The port authority back in Kingston pay for me and a few other young talents—Daren Ganga, Jermaine Lawson, Ramnaresh Sarwan—to spend the winter at the Australian Cricket Academy in Henley Beach, Adelaide. The cricket is fantastic—very intense, very well organised. Rod Marsh runs it with a firm hand. With me in the ranks are future Aussie skipper Michael Clarke and his long-time teammates Shane Watson and Nathan Hauritz.

The social life is extraordinary. My first time Down Under, and what an experience. At no point do I go out looking for any woman. They look for me.

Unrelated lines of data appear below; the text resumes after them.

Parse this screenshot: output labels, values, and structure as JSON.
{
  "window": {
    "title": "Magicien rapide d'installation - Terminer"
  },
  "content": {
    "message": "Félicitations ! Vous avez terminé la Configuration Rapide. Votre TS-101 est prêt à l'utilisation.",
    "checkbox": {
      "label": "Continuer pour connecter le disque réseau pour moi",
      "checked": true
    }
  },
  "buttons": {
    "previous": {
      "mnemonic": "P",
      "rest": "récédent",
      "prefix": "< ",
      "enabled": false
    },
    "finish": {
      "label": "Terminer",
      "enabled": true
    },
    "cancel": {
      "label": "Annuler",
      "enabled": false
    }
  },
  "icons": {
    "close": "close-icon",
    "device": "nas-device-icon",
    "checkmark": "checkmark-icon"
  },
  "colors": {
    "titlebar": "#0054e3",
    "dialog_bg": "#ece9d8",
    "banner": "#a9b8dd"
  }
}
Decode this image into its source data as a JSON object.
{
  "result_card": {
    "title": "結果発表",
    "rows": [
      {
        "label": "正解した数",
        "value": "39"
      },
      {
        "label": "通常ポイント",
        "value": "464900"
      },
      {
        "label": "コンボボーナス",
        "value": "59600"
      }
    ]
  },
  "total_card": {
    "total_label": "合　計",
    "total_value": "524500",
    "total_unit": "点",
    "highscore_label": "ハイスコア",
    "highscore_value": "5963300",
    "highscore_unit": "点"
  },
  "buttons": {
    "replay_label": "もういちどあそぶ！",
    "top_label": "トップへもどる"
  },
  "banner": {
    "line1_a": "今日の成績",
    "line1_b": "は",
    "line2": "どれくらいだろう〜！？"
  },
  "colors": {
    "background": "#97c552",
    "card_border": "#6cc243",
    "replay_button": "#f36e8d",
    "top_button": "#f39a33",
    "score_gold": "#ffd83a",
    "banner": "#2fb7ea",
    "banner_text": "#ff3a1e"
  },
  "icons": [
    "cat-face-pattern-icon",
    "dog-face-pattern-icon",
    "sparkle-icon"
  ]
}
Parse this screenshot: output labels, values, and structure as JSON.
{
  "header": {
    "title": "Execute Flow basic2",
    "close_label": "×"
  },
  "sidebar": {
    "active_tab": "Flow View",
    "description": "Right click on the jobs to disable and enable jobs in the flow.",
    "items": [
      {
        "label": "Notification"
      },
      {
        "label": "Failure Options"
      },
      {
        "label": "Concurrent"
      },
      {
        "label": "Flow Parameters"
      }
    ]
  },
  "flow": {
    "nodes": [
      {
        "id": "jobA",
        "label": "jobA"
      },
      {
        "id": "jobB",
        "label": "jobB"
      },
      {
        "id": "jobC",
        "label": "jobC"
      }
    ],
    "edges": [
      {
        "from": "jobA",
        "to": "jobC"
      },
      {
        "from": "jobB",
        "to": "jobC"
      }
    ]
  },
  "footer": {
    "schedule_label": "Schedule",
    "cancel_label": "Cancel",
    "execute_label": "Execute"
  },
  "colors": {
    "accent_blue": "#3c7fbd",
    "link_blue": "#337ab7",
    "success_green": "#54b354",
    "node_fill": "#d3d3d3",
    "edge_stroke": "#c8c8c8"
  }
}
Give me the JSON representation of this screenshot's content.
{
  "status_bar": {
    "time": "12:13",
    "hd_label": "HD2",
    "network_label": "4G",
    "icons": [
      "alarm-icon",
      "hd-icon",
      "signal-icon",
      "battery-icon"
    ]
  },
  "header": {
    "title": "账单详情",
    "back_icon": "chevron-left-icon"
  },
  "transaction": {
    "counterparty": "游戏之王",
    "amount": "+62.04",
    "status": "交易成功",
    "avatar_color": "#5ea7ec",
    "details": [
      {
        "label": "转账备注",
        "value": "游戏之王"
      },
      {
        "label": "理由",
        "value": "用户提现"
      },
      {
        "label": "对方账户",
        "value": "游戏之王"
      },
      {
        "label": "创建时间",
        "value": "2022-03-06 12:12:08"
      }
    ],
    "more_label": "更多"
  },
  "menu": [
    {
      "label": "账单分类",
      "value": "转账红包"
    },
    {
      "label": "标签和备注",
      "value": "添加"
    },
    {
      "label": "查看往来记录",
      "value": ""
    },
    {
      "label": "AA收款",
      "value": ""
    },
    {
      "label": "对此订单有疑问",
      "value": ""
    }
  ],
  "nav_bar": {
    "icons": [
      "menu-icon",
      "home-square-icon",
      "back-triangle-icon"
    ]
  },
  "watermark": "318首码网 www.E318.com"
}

I walk into a club and I get my arse pinched. “Whaat! Who did that?” And then you see a girl just wink at you. Me thinking, “Is this for real?” I go to the bar, and the bartender brings my drink before I order one, points to the other end of the bar and says, that lady over there sent it to you. “Whaat? Is this serious?” Andre Richards with me, both of us whistling in shock. “Is this what Australia is like?”

We don’t work it out until later, but it seems a lot of girls in Australia have something for the dark-skinned guy. I’m standing there scratching my head. If you are talking to one girl and she goes to the bathroom, the next one come take her place. They cyaan slip up!

Girls buying you drinks, girls pinching your arse. You feel like you’re playing a game—eeny-meeny-miney-mo. We’re staying in academy accommodation, so you can’t take girls back. Rod’s rules. So you have to go where the girl is going.

They’ll even come pick you up from the academy, which is fine until morning comes, and you don’t know where you are in this new city. Time to hustle. Time to get back quickly. Oversleeping, running into the street whistling as loud as you could. “TAXI!” Me and Jermaine Lawson, waking up in the same house, different bedrooms, different girls, me having to wake him up, him dead to the world.

Sometimes the sun will come up and it will be...aw, man. But it is all such fun. And the girls want to have even more fun than we do.